The evidence in question refers to Exhibits "F," receipt for P2,250.00 dated January 20, 1976; "F-1," receipt for P750.00 dated February 23, 1976; "F-2," receipt for P1,000.00 dated March 20, 1976; and "F-3," receipt for another P1,000.00 dated July 29, 1976, all showing the varying amounts paid by Leonor Taguba to Elvira Mato Vda. de Oñate. These exhibits were marked at the pre-trial for the purpose of identifying them. In fact, the payment of P5,000.00 was admitted by herein petitioners in the same pre-trial. On March 5, 1984, Eulalia Marcita Taguba identified the said exhibits in her testimony which was duly recorded. She testified as follows:
ATTY. LUCERO: Q: Now, you said that the offer of P5,000.00 selling price accepted by your sister and that she paid P2,250.00 on January 20, 1976 (Exhibit 'F') how about the balance on the consideration? A: The amount of Seven hundred fifty (P750.00) pesos to make it Three thousand (P3,000.00) pesos was paid on February 23, 1976 and the two (2) at One thousand pesos (P1,000.00) were paid on March 20, 1976 and July 29, 1976, ma'am. COURT: Was that admitted by the other party? ATTY. LUCERO: May we put it on record that the amount of P750.00 was paid by Miss Leonor B. Taguba on February 23, 1976, Your Honor. COURT: First receipt is P2,250.00.[13] x x x x x x x x x. ATTY. LUCERO: The receipt for the amount of Two Thousand two hundred fifty (P2,250.00) pesos be marked as Exhibit 'F', Your Honor. COURT: Mark it as Exhibit 'F.'[14] x x x x x x x x x. ATTY. LUCERO: May we request Your Honor that the amount of P750.00 receipt be marked as Exhibit 'F-1' dated February 23, 1976; Exhibit 'F-2' is the receipt for P1,000.00 paid on March 20, 1976; all in all, the amount is P5,000.00 including Exhibit 'J' or rather Exhibit 'F-3' which is the amount of P1,000.00 and was paid apparently on July 29, 1976 as partial payment for the parcel of land covered by TCT No. 5167 (sic), Your Honor. x x x x x x x x x. COURT: Q: Will you look at Exhibit 'F-3' and tell the Court if you know this Exhibit and why do you know this? A: This was the receipt prepared by my sister paid to Elvira M. vda. de Oñate the amount of One thousand (P1,000.00) pesos as the payment of the land she purchased. Q: Why do you say that the same receipt was prepared by your late sister Leonor Taguba? A: Yes ma'am because I was present when she made that receipt.[15]

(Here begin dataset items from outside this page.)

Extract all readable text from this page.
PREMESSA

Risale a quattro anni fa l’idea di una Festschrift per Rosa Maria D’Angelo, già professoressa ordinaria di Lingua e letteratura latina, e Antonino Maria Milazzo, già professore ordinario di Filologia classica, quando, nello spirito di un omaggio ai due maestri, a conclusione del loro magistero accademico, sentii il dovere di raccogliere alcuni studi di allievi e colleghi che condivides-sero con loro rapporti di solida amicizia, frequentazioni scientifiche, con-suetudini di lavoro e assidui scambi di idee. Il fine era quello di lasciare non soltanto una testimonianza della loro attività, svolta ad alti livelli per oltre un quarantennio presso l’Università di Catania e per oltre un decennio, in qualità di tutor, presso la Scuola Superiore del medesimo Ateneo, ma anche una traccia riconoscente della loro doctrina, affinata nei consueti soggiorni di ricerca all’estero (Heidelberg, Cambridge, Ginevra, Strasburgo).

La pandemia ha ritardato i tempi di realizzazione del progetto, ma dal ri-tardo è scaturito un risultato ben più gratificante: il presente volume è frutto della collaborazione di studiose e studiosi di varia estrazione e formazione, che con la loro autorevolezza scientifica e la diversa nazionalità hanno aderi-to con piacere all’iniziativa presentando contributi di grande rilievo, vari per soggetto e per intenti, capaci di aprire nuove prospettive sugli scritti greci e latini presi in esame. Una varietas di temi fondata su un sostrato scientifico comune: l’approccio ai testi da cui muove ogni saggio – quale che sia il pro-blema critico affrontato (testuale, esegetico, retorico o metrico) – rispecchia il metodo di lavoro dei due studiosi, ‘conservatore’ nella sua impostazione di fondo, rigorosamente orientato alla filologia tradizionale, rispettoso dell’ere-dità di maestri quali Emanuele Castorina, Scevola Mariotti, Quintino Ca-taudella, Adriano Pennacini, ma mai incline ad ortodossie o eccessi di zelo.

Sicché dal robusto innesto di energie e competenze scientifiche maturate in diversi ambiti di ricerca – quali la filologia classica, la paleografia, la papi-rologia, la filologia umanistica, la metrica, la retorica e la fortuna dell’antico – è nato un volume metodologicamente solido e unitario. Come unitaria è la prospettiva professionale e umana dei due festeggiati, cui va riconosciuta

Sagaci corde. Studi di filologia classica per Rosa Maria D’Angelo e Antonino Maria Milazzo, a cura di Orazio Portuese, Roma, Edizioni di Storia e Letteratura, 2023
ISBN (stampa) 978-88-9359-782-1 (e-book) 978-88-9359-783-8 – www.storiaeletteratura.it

Likewise, extant from the records is the witness' explanation of the contents of each of the said exhibits. Also telling is petitioners' counsel vigorous cross-examination of the said witness who testified on the exhibits in question.[16]
Herein subject exhibits were also incorporated and made part of the records of this case.[17]
Finally, petitioners' allegation that an action for specific performance cannot be availed of in this case because the parties did not agree on a fixed price is likewise devoid of merit. Private respondent's evidence and testimony remain unrebutted that the contract price for the parcel of land in question is P5,000.00.
WHEREFORE, finding no reversible error on the part of respondent court, the decision appealed from is hereby AFFIRMED in toto.
SO ORDERED.
Padilla, (Chairman), Davide, Jr., Bellosillo, and Hermosisima, Jr., JJ., concur.
[1] Exhibit "F".
[2] Exhibit "F-1".
[3] Exhibit "F-2".
[4] Exhibit "F-3".
[5] Original Records, p. 218.
[6] Rollo, p. 49.
[7] Tabuena v. Court of Appeals, 196 SCRA 650 [1991]; People v. Napat-a, 179 SCRA 403 [1989]; People v. Mate, 103 SCRA 484 [1981].
[8] See Note 6, supra, p. 56.
[9] Id., at 9.
[10] 186 SCRA 385, 388-389 [1990]
[11] See Note 7, supra.
[12] Ibid.
[13] TSN, March 5, 1984, pp. 25-26.
[14] Id., at 39.
[15] Id., at 26-28.
[16] Id., at 47-53.
[17] Original Records, pp.187-C to 187-F.